—Oh! la poésie! La poésie est partout où il y a une affection vraie. On me donnait celle que j'aimais! J'étais, quand je l'ai épousée, fou de joie, ivre d'espoir; j'étais heureux! Mon cher, mais c'est encore une poésie, le bonheur!

—C'est peut-être la meilleure, en effet, dit le marquis, très pâle. Et depuis?

—Depuis...—Norton hésita un moment—depuis.... Ah! les idylles humaines ne durent pas longtemps!... La première douleur pour ma femme fut la mort de son père.... Ruiné, le pauvre homme, sans que j'aie su qu'il était embarrassé dans ses affaires, tant il avait la fierté de son honneur commercial, et sans que j'aie pu lui venir en aide!...

—Comment ne l'avez-vous pas appris au moment de son mariage... au contrat?

—Le contrat! quel contrat?—Et Norton riait.—Oh! nous n'avons pas de ces discussions d'intérêts amoureux par-devant notaires, nous autres! L'Américain épouse celle qu'il aime sans feuilleter le Code, et se charge de la rendre heureuse sans qu'un officier ministériel lui en impose l'obligation par traité discuté comme un procès... Elle apporte pour sa dot sa beauté, lui, pour dot, son courage! Et en route, à la garde de Dieu! Les parents ont travaillé, amassé, ils sont vieux! Ce n'est pas le moment de leur demander de compter leur fortune et de la diminuer!... Ils peuvent passer, les chers aimés, leurs derniers jours sans se priver de rien, vivant, en toute justice, de ce qu'ils ont bien et dûment gagné!
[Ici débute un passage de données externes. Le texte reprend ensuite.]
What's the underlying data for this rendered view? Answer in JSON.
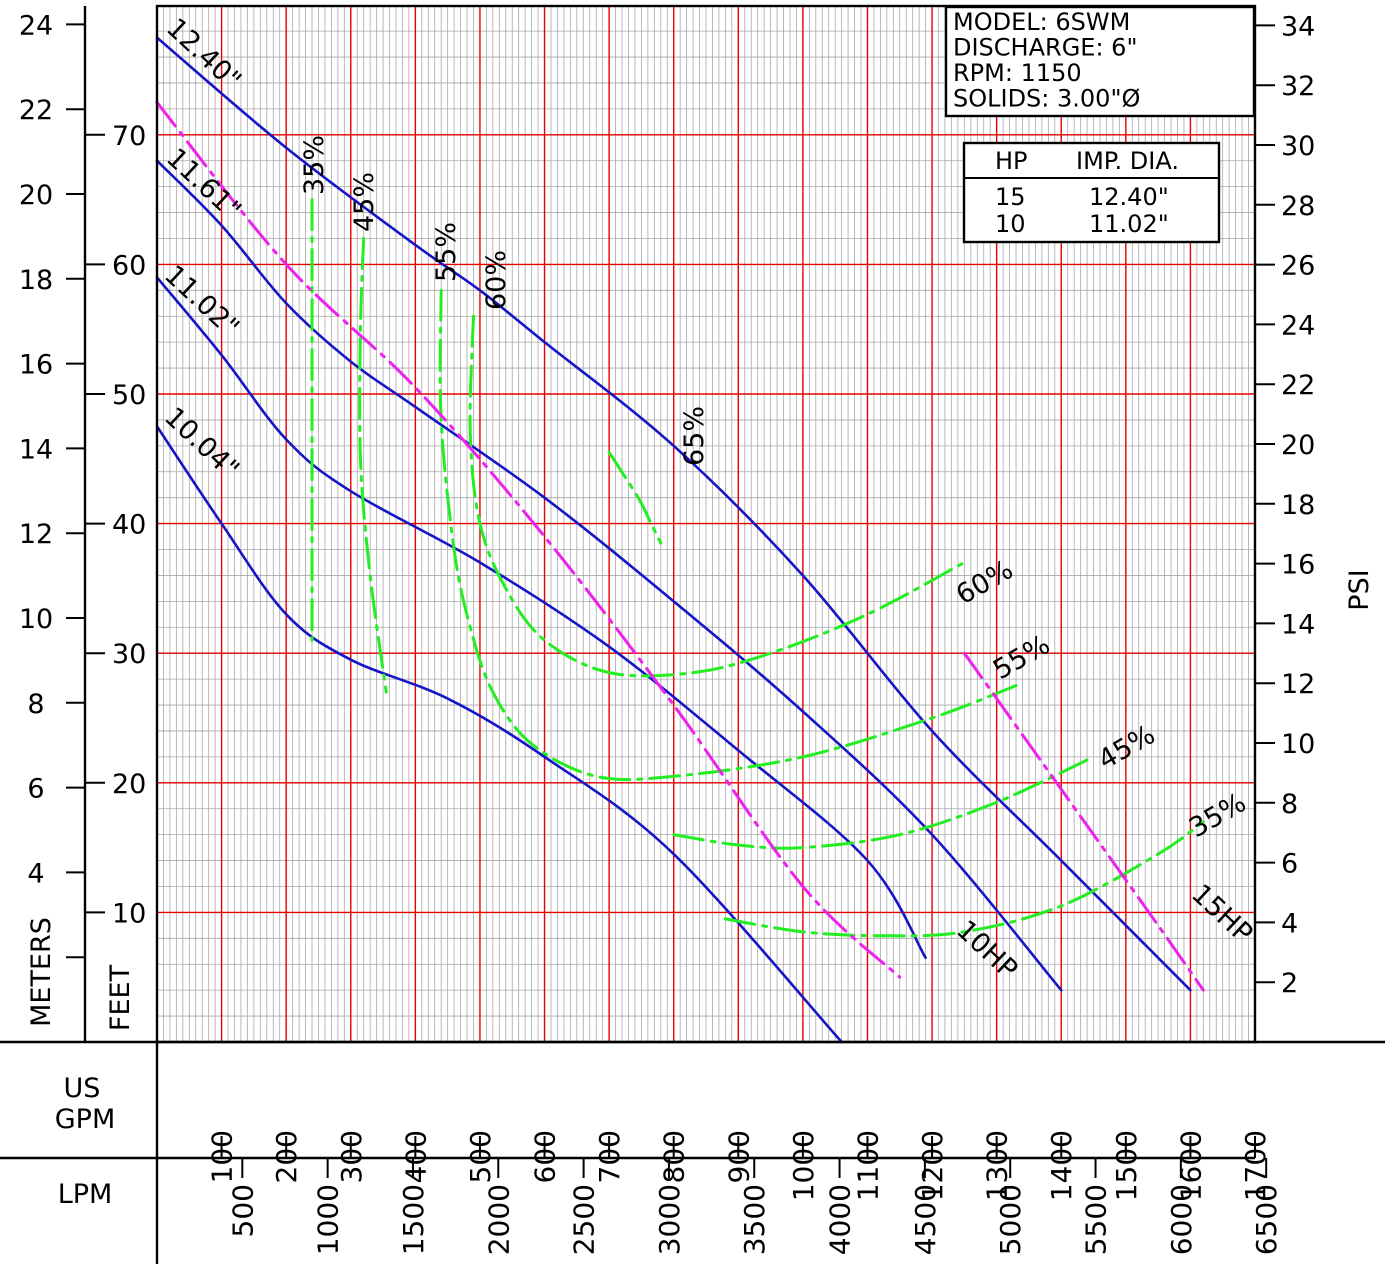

S'ils ont encore de l'appétit et mangent leur fortune, eh bien! tant mieux pour eux! Ils l'ont conquise et peuvent la gaspiller. C'est leur affaire. Ma femme ne n'inquiétait pas plus de savoir si son père lui laisserait un dollar que moi de calculer ce que j'aurais un jour de l'héritage!... Et voilà notre affreux mercantilisme yankee, mon cher ami, le voilà! Quoi qu'il en soit—que cette catastrophe ait attristé ma femme ou qu'une autre tristesse lui tienne au cœur—depuis ce temps la santé de mistress Norton m'inquiète, et je me soucie plus de savoir ce que pense le docteur Fargeas que de ce que font les actions de mes mines de pétrole à la Bourse de New-York ou de Chicago.
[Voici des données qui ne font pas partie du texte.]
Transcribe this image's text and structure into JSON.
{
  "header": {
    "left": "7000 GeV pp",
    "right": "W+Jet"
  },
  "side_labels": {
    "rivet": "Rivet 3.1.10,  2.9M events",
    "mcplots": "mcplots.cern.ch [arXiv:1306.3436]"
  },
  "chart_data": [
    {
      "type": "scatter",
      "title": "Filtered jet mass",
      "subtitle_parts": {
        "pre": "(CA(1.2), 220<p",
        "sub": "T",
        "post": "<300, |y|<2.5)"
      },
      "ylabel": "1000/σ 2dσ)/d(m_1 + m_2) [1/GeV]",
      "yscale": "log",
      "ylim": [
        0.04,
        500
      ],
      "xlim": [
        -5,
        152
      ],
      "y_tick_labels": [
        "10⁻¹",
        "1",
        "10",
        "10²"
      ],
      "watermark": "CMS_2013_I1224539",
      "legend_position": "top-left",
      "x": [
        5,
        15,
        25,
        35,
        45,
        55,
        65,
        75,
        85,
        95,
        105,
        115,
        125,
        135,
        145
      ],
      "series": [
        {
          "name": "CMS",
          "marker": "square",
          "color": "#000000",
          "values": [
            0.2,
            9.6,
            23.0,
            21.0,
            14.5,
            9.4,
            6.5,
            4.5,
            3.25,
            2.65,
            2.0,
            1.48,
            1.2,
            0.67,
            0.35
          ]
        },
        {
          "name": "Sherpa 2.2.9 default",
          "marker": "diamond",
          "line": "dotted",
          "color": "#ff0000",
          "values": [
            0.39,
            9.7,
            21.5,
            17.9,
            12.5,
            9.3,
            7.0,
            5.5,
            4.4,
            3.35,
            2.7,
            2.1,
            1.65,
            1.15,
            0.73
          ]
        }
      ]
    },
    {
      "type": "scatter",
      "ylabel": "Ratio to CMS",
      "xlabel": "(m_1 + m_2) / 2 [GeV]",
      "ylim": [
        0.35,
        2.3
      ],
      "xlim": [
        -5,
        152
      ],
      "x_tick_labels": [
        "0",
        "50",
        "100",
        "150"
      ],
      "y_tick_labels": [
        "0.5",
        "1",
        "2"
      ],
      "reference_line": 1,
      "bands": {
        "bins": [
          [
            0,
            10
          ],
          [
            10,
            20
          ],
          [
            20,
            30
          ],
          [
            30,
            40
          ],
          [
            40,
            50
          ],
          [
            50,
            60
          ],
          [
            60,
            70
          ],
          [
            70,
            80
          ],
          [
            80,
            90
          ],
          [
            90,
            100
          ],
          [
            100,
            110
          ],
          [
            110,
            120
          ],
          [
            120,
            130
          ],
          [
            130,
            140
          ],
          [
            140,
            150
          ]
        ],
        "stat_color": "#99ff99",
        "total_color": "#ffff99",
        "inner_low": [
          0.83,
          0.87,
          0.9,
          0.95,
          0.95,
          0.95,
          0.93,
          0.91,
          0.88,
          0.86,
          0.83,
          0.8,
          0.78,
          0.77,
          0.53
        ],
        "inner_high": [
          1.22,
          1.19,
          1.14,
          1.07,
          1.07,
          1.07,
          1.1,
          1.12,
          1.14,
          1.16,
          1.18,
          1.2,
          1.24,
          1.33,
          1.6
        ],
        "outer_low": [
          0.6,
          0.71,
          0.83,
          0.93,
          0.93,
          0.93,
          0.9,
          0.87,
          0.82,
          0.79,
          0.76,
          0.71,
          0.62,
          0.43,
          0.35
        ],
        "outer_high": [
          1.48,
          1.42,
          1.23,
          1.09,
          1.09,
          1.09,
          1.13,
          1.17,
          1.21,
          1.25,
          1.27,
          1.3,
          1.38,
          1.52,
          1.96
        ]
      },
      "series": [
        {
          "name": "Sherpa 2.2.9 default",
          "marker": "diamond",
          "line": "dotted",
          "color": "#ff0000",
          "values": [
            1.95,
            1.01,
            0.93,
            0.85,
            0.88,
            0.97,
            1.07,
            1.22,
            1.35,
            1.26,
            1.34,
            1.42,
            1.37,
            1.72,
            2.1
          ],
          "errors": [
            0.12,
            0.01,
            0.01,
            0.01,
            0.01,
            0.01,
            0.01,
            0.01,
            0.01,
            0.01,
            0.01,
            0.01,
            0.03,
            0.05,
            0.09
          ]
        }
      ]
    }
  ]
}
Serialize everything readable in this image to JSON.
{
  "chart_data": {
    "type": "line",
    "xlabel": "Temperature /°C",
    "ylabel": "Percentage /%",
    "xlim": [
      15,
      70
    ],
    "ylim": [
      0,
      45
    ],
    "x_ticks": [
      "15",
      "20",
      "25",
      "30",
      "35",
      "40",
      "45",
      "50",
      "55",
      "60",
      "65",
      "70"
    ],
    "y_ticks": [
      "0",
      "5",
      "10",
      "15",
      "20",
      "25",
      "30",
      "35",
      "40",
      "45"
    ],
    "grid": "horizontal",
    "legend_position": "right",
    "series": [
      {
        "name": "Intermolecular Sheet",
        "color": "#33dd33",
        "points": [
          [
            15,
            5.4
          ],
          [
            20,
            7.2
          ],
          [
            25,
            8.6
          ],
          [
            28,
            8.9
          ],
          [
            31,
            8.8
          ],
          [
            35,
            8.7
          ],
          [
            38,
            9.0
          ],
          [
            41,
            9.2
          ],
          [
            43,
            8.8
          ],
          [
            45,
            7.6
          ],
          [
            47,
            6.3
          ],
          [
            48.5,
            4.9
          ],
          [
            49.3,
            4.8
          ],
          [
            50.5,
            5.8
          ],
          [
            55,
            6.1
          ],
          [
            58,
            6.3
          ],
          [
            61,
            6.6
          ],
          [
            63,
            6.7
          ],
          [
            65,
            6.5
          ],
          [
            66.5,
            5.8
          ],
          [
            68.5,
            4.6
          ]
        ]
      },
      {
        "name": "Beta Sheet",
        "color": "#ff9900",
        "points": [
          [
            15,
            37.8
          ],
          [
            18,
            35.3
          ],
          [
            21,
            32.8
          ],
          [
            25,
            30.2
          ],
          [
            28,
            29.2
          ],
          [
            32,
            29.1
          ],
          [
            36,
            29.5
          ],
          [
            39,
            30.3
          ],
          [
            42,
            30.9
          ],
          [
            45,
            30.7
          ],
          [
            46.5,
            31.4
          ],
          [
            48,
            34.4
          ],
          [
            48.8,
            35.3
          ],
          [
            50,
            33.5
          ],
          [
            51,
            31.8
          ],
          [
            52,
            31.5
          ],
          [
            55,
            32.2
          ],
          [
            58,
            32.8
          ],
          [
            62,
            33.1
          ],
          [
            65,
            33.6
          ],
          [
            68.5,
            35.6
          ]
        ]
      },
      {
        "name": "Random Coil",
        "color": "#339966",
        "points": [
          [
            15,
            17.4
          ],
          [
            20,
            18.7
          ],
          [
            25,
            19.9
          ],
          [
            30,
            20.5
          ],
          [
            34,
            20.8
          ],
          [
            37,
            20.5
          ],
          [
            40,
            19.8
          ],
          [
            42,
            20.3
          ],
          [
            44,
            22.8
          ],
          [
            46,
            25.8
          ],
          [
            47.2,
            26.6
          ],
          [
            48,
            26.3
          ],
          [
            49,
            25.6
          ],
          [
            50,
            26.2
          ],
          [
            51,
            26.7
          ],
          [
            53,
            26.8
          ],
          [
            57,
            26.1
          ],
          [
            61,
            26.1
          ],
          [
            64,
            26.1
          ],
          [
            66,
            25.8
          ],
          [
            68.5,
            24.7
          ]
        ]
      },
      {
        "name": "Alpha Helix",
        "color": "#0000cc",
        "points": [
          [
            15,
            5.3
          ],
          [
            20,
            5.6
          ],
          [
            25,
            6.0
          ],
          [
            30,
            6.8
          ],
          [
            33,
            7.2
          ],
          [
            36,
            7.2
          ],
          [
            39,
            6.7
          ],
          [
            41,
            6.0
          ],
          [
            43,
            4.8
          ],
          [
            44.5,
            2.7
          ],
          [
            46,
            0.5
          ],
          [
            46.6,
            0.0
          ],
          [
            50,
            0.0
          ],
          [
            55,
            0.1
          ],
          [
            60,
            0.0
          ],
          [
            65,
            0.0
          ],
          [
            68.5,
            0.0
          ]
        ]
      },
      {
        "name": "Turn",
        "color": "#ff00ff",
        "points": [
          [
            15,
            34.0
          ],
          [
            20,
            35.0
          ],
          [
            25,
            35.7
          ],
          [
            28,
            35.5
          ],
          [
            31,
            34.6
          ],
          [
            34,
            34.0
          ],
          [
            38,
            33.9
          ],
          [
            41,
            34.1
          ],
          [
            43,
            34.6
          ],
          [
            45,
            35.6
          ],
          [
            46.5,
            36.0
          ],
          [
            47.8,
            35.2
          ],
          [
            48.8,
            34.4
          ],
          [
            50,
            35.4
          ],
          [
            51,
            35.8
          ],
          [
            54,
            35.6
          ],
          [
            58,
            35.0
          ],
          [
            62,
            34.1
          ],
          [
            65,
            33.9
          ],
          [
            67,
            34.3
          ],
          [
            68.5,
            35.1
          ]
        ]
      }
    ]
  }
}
—Et, demanda Solis, peut-être pour détourner sa pensée de Sylvia, vous continuez à diriger, de votre cabinet de Paris, ces exploitations qui demandent une surveillance de tous les instants?

Norton se mit encore à sourire, montrant ses dents saines et fortes dans sa barbe fauve.

—Oh! ne craignez rien, mon bon Solis! Le Yankee ne perd pas ses droits. Le câble transatlantique me tient, dans l'hôtel de la rue Rembrandt ou dans cette villa de Normandie, au courant de mes affaires comme si j'étais assis là-bas à mon office.... Je suis un Américain de Paris; mais aujourd'hui il n'y a plus de Paris et il n'y a plus d'Amérique.... Ou plutôt pour flatter votre chauvinisme, l'univers n'est plus que la banlieue de Paris, et vous nous le prouvez puisque vous revenez de l'Annam comme on revenait autrefois de Saint-Cloud ou de Bougival.

—Et très enchanté de vous retrouver, de me réchauffer à votre vaillance, mon cher Norton, mais—sa voix, qu'il voulait rendre assurée, tremblait un peu—attristé... oui... attristé... de ne pas vous savoir complètement heureux!

—Bah! dit Norton, si vous connaissez le bonheur parfait, vous, indiquez-moi où il niche, cet oiseau fabuleux! Je fais monter son nid en topazes!... Mais surtout pas un mot de ces inquiétudes à mistress Norton lorsque vous la verrez!